Wieters? Molina? Given their health issues, you can't say the same for them. Rosario makes the cut because he's probably the position's best power hitter after Gattis, but the Rockies keep making excuses not to give him regular at-bats and may wind up trading him, which wouldn't be the greatest development given his home-away splits.
Of course, any of them could be as good as Gomes and Perez, perhaps even better, if enough breaks go their way. McCann best demonstrates how thin the line between the tiers is. He clearly isn't as good as Perez, his batting average holding in the .230 range, yet he finished only about a dozen points behind him in standard Head-to-Head leagues last year. The gap between Perez and Posey, meanwhile, was about 100 points.
Maybe, then, catcher isn't a position where you should look to distinguish yourself. It's inherently risky with the beating these guys take, after all. If you happen to get one of The Elite, fine, but if not, waiting around for one of The Fallback Options isn't a terrible strategy, especially in a one-catcher league. That tier houses Nos. 12, 13 and 14 at the position, so in leagues with 12 teams or fewer, there's more than enough to go around.
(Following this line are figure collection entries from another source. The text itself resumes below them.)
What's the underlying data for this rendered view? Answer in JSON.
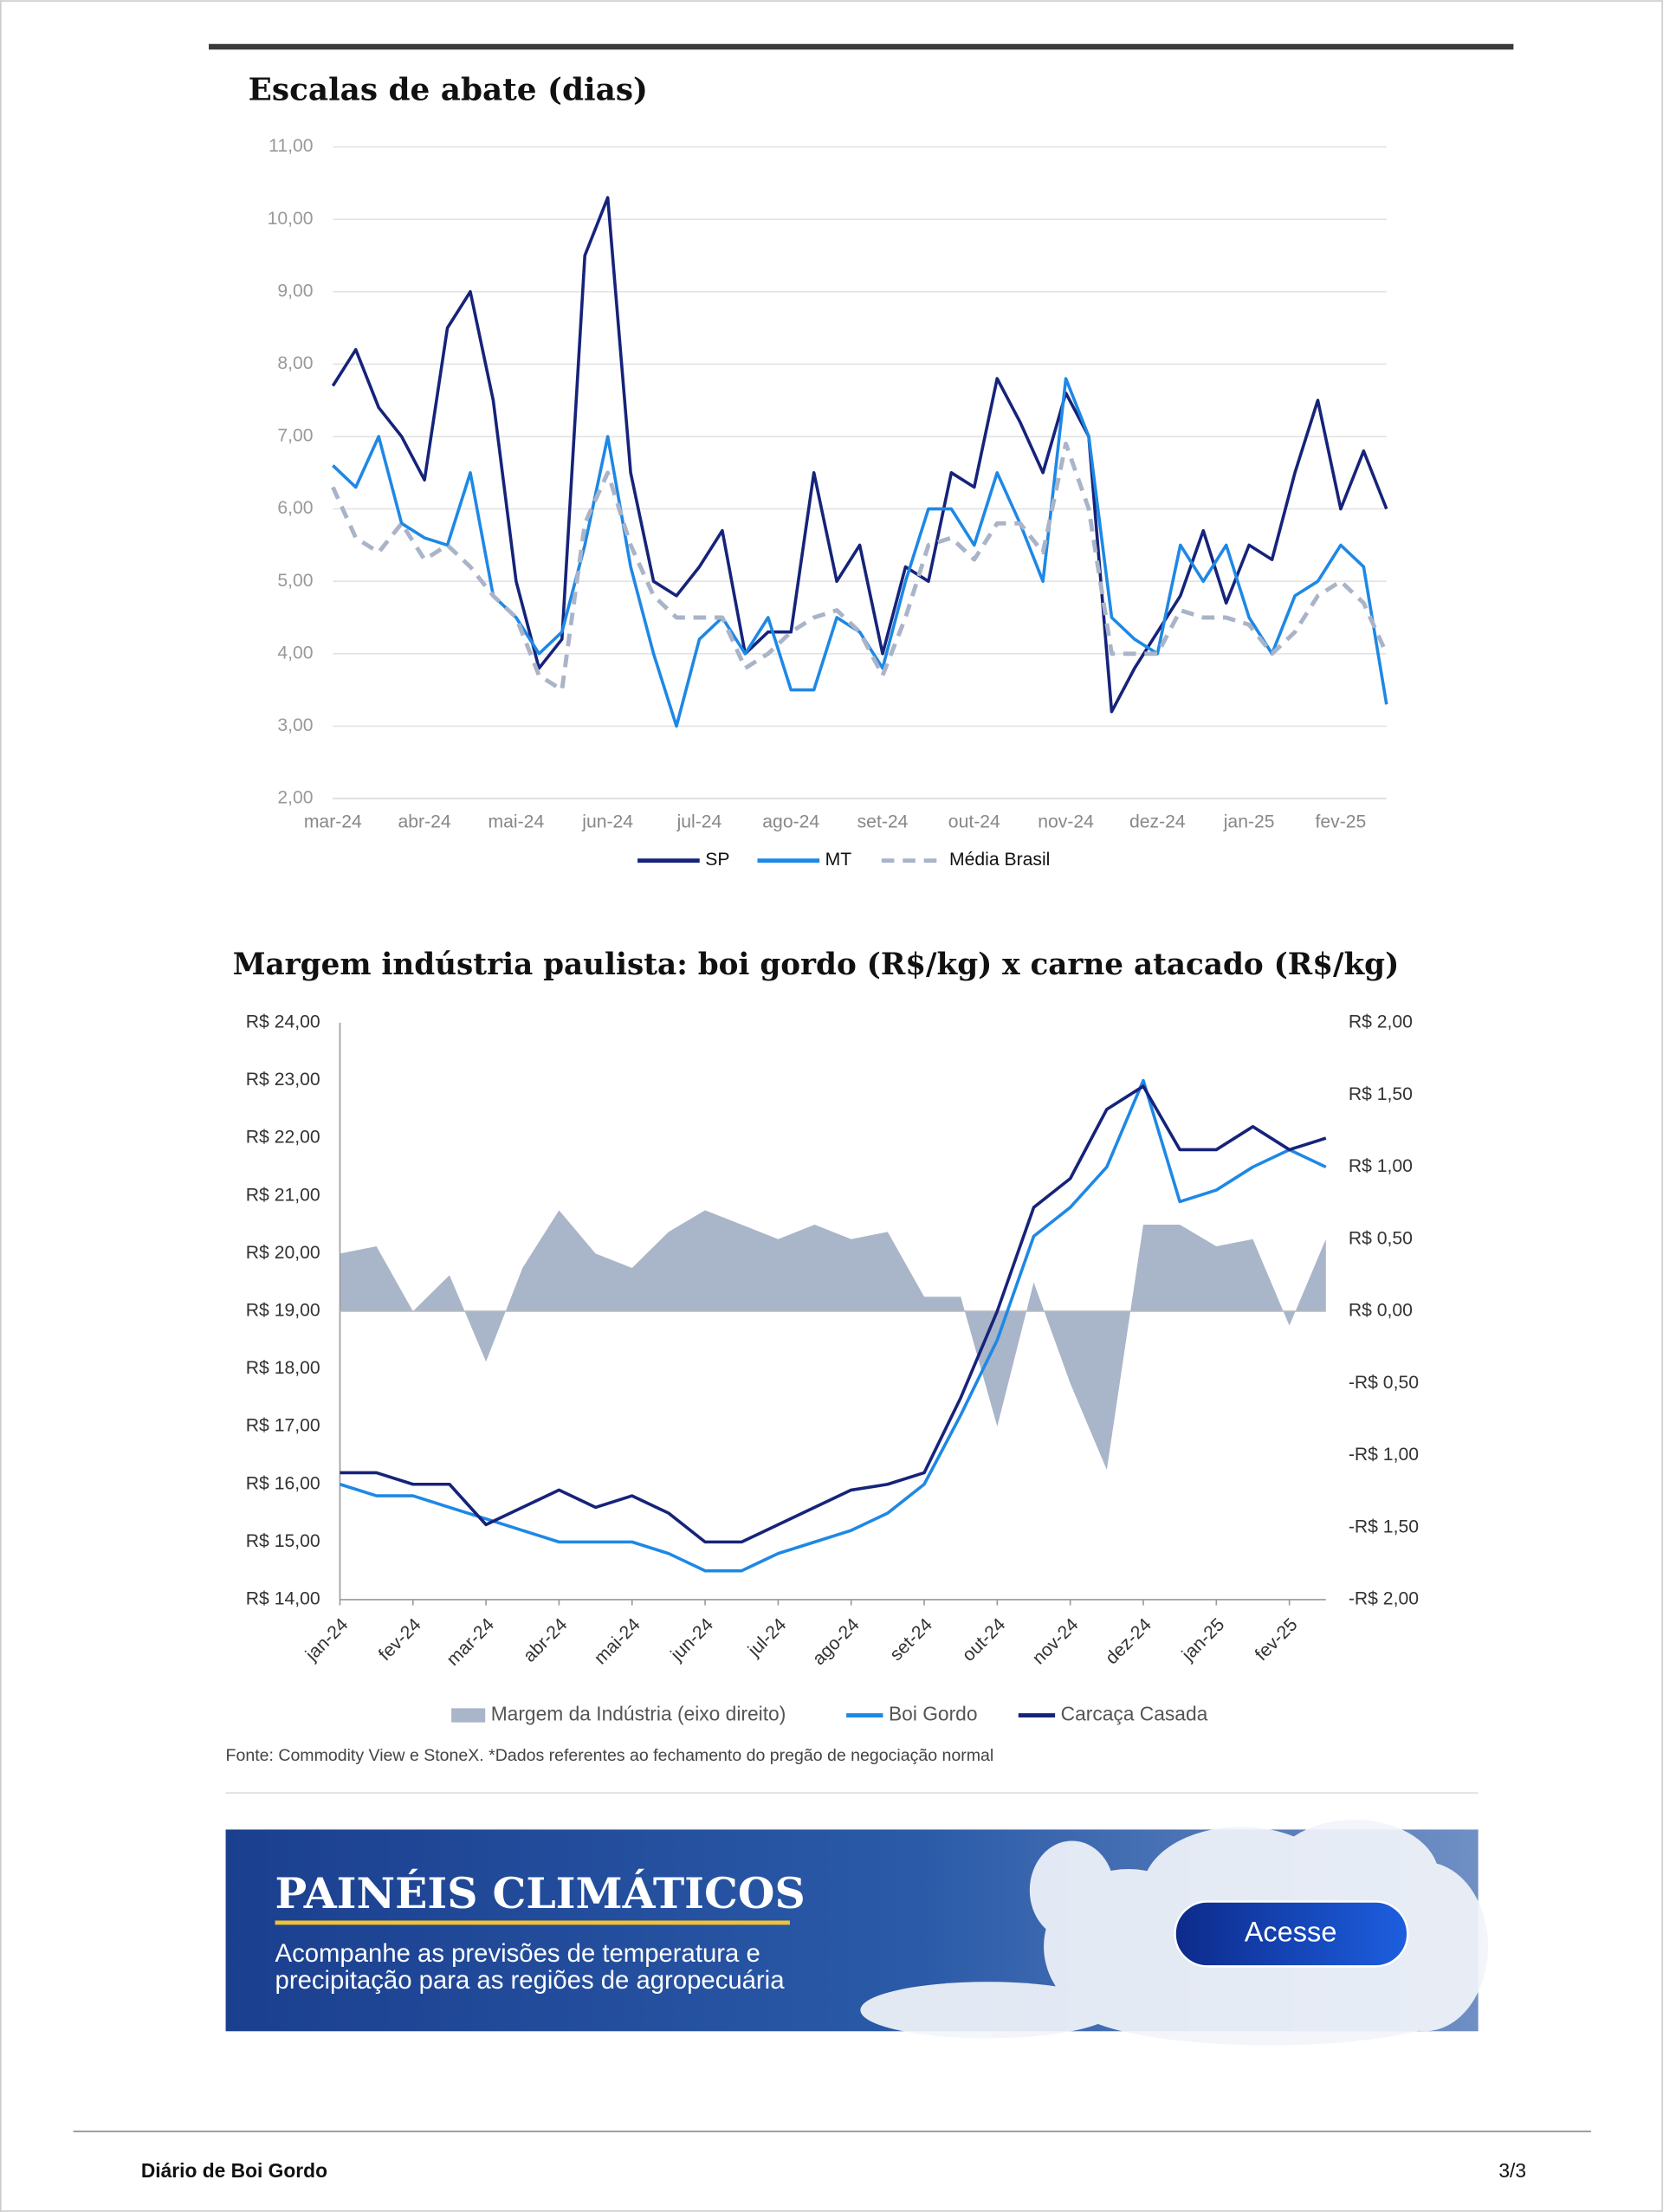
{
  "chart_data": [
    {
      "type": "line",
      "title": "Escalas de abate (dias)",
      "x": [
        0,
        0.25,
        0.5,
        0.75,
        1,
        1.25,
        1.5,
        1.75,
        2,
        2.25,
        2.5,
        2.75,
        3,
        3.25,
        3.5,
        3.75,
        4,
        4.25,
        4.5,
        4.75,
        5,
        5.25,
        5.5,
        5.75,
        6,
        6.25,
        6.5,
        6.75,
        7,
        7.25,
        7.5,
        7.75,
        8,
        8.25,
        8.5,
        8.75,
        9,
        9.25,
        9.5,
        9.75,
        10,
        10.25,
        10.5,
        10.75,
        11,
        11.25,
        11.5
      ],
      "xlim": [
        0,
        11.5
      ],
      "xticks": [
        {
          "value": 0,
          "label": "mar-24"
        },
        {
          "value": 1,
          "label": "abr-24"
        },
        {
          "value": 2,
          "label": "mai-24"
        },
        {
          "value": 3,
          "label": "jun-24"
        },
        {
          "value": 4,
          "label": "jul-24"
        },
        {
          "value": 5,
          "label": "ago-24"
        },
        {
          "value": 6,
          "label": "set-24"
        },
        {
          "value": 7,
          "label": "out-24"
        },
        {
          "value": 8,
          "label": "nov-24"
        },
        {
          "value": 9,
          "label": "dez-24"
        },
        {
          "value": 10,
          "label": "jan-25"
        },
        {
          "value": 11,
          "label": "fev-25"
        }
      ],
      "ylim": [
        2,
        11
      ],
      "yticks": [
        {
          "value": 2,
          "label": "2,00"
        },
        {
          "value": 3,
          "label": "3,00"
        },
        {
          "value": 4,
          "label": "4,00"
        },
        {
          "value": 5,
          "label": "5,00"
        },
        {
          "value": 6,
          "label": "6,00"
        },
        {
          "value": 7,
          "label": "7,00"
        },
        {
          "value": 8,
          "label": "8,00"
        },
        {
          "value": 9,
          "label": "9,00"
        },
        {
          "value": 10,
          "label": "10,00"
        },
        {
          "value": 11,
          "label": "11,00"
        }
      ],
      "grid": true,
      "series": [
        {
          "name": "SP",
          "color": "#16237a",
          "values": [
            7.7,
            8.2,
            7.4,
            7.0,
            6.4,
            8.5,
            9.0,
            7.5,
            5.0,
            3.8,
            4.2,
            9.5,
            10.3,
            6.5,
            5.0,
            4.8,
            5.2,
            5.7,
            4.0,
            4.3,
            4.3,
            6.5,
            5.0,
            5.5,
            4.0,
            5.2,
            5.0,
            6.5,
            6.3,
            7.8,
            7.2,
            6.5,
            7.6,
            7.0,
            3.2,
            3.8,
            4.3,
            4.8,
            5.7,
            4.7,
            5.5,
            5.3,
            6.5,
            7.5,
            6.0,
            6.8,
            6.0
          ]
        },
        {
          "name": "MT",
          "color": "#1e88e5",
          "values": [
            6.6,
            6.3,
            7.0,
            5.8,
            5.6,
            5.5,
            6.5,
            4.8,
            4.5,
            4.0,
            4.3,
            5.5,
            7.0,
            5.2,
            4.0,
            3.0,
            4.2,
            4.5,
            4.0,
            4.5,
            3.5,
            3.5,
            4.5,
            4.3,
            3.8,
            5.0,
            6.0,
            6.0,
            5.5,
            6.5,
            5.8,
            5.0,
            7.8,
            7.0,
            4.5,
            4.2,
            4.0,
            5.5,
            5.0,
            5.5,
            4.5,
            4.0,
            4.8,
            5.0,
            5.5,
            5.2,
            3.3
          ]
        },
        {
          "name": "Média Brasil",
          "color": "#aab4c8",
          "dashed": true,
          "values": [
            6.3,
            5.6,
            5.4,
            5.8,
            5.3,
            5.5,
            5.2,
            4.8,
            4.5,
            3.7,
            3.5,
            5.8,
            6.5,
            5.5,
            4.8,
            4.5,
            4.5,
            4.5,
            3.8,
            4.0,
            4.3,
            4.5,
            4.6,
            4.3,
            3.7,
            4.5,
            5.5,
            5.6,
            5.3,
            5.8,
            5.8,
            5.4,
            6.9,
            6.0,
            4.0,
            4.0,
            4.0,
            4.6,
            4.5,
            4.5,
            4.4,
            4.0,
            4.3,
            4.8,
            5.0,
            4.7,
            4.0
          ]
        }
      ]
    },
    {
      "type": "line",
      "title": "Margem indústria paulista: boi gordo (R$/kg) x carne atacado (R$/kg)",
      "x": [
        0,
        0.5,
        1,
        1.5,
        2,
        2.5,
        3,
        3.5,
        4,
        4.5,
        5,
        5.5,
        6,
        6.5,
        7,
        7.5,
        8,
        8.5,
        9,
        9.5,
        10,
        10.5,
        11,
        11.5,
        12,
        12.5,
        13,
        13.5
      ],
      "xlim": [
        0,
        13.5
      ],
      "xticks": [
        {
          "value": 0,
          "label": "jan-24"
        },
        {
          "value": 1,
          "label": "fev-24"
        },
        {
          "value": 2,
          "label": "mar-24"
        },
        {
          "value": 3,
          "label": "abr-24"
        },
        {
          "value": 4,
          "label": "mai-24"
        },
        {
          "value": 5,
          "label": "jun-24"
        },
        {
          "value": 6,
          "label": "jul-24"
        },
        {
          "value": 7,
          "label": "ago-24"
        },
        {
          "value": 8,
          "label": "set-24"
        },
        {
          "value": 9,
          "label": "out-24"
        },
        {
          "value": 10,
          "label": "nov-24"
        },
        {
          "value": 11,
          "label": "dez-24"
        },
        {
          "value": 12,
          "label": "jan-25"
        },
        {
          "value": 13,
          "label": "fev-25"
        }
      ],
      "ylim": [
        14,
        24
      ],
      "yticks": [
        {
          "value": 14,
          "label": "R$ 14,00"
        },
        {
          "value": 15,
          "label": "R$ 15,00"
        },
        {
          "value": 16,
          "label": "R$ 16,00"
        },
        {
          "value": 17,
          "label": "R$ 17,00"
        },
        {
          "value": 18,
          "label": "R$ 18,00"
        },
        {
          "value": 19,
          "label": "R$ 19,00"
        },
        {
          "value": 20,
          "label": "R$ 20,00"
        },
        {
          "value": 21,
          "label": "R$ 21,00"
        },
        {
          "value": 22,
          "label": "R$ 22,00"
        },
        {
          "value": 23,
          "label": "R$ 23,00"
        },
        {
          "value": 24,
          "label": "R$ 24,00"
        }
      ],
      "y2lim": [
        -2,
        2
      ],
      "y2ticks": [
        {
          "value": -2,
          "label": "-R$ 2,00"
        },
        {
          "value": -1.5,
          "label": "-R$ 1,50"
        },
        {
          "value": -1,
          "label": "-R$ 1,00"
        },
        {
          "value": -0.5,
          "label": "-R$ 0,50"
        },
        {
          "value": 0,
          "label": "R$ 0,00"
        },
        {
          "value": 0.5,
          "label": "R$ 0,50"
        },
        {
          "value": 1,
          "label": "R$ 1,00"
        },
        {
          "value": 1.5,
          "label": "R$ 1,50"
        },
        {
          "value": 2,
          "label": "R$ 2,00"
        }
      ],
      "grid": false,
      "series": [
        {
          "name": "Margem da Indústria (eixo direito)",
          "color": "#a9b5c9",
          "axis": "y2",
          "area": true,
          "values": [
            0.4,
            0.45,
            0.0,
            0.25,
            -0.35,
            0.3,
            0.7,
            0.4,
            0.3,
            0.55,
            0.7,
            0.6,
            0.5,
            0.6,
            0.5,
            0.55,
            0.1,
            0.1,
            -0.8,
            0.2,
            -0.5,
            -1.1,
            0.6,
            0.6,
            0.45,
            0.5,
            -0.1,
            0.5
          ]
        },
        {
          "name": "Boi Gordo",
          "color": "#1e88e5",
          "values": [
            16.0,
            15.8,
            15.8,
            15.6,
            15.4,
            15.2,
            15.0,
            15.0,
            15.0,
            14.8,
            14.5,
            14.5,
            14.8,
            15.0,
            15.2,
            15.5,
            16.0,
            17.2,
            18.5,
            20.3,
            20.8,
            21.5,
            23.0,
            20.9,
            21.1,
            21.5,
            21.8,
            21.5
          ]
        },
        {
          "name": "Carcaça Casada",
          "color": "#16237a",
          "values": [
            16.2,
            16.2,
            16.0,
            16.0,
            15.3,
            15.6,
            15.9,
            15.6,
            15.8,
            15.5,
            15.0,
            15.0,
            15.3,
            15.6,
            15.9,
            16.0,
            16.2,
            17.5,
            19.0,
            20.8,
            21.3,
            22.5,
            22.9,
            21.8,
            21.8,
            22.2,
            21.8,
            22.0
          ]
        }
      ]
    }
  ],
  "source": "Fonte: Commodity View e StoneX. *Dados referentes ao fechamento do pregão de negociação normal",
  "banner": {
    "title": "PAINÉIS CLIMÁTICOS",
    "lines": [
      "Acompanhe as previsões de temperatura e",
      "precipitação para as regiões de agropecuária"
    ],
    "button": "Acesse"
  },
  "footer": {
    "title": "Diário de Boi Gordo",
    "page": "3/3"
  }
}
Martin was actually one of the best catchers on a per-game basis last year but is deserving of skepticism because the batting average was so out of character. Still, he showed he's not necessarily confined to his tier, and Grandal and Norris are both at the right age for a breakout. They're not as trustworthy as the Molinas and McCanns of the world, but in terms of upside, they're not far off.
Where you'll really notice the lack of depth at the positon is in two-catcher leagues, where the need to roster 24 catchers (assuming a 12-team format) will force some owners to dip into The Leftovers at the position -- never a good sign.
There's always a chance Montero rebounds from a miserable second half, Zunino finally breaks out, or Ramos and Castro regain the power they showed two years ago, but you wouldn't want to stake your season on it. And beyond that, you're basically just hoping Pinto works himself into the Twins lineup or Jaso takes off as a DH. Both sound like Hail Marys to me.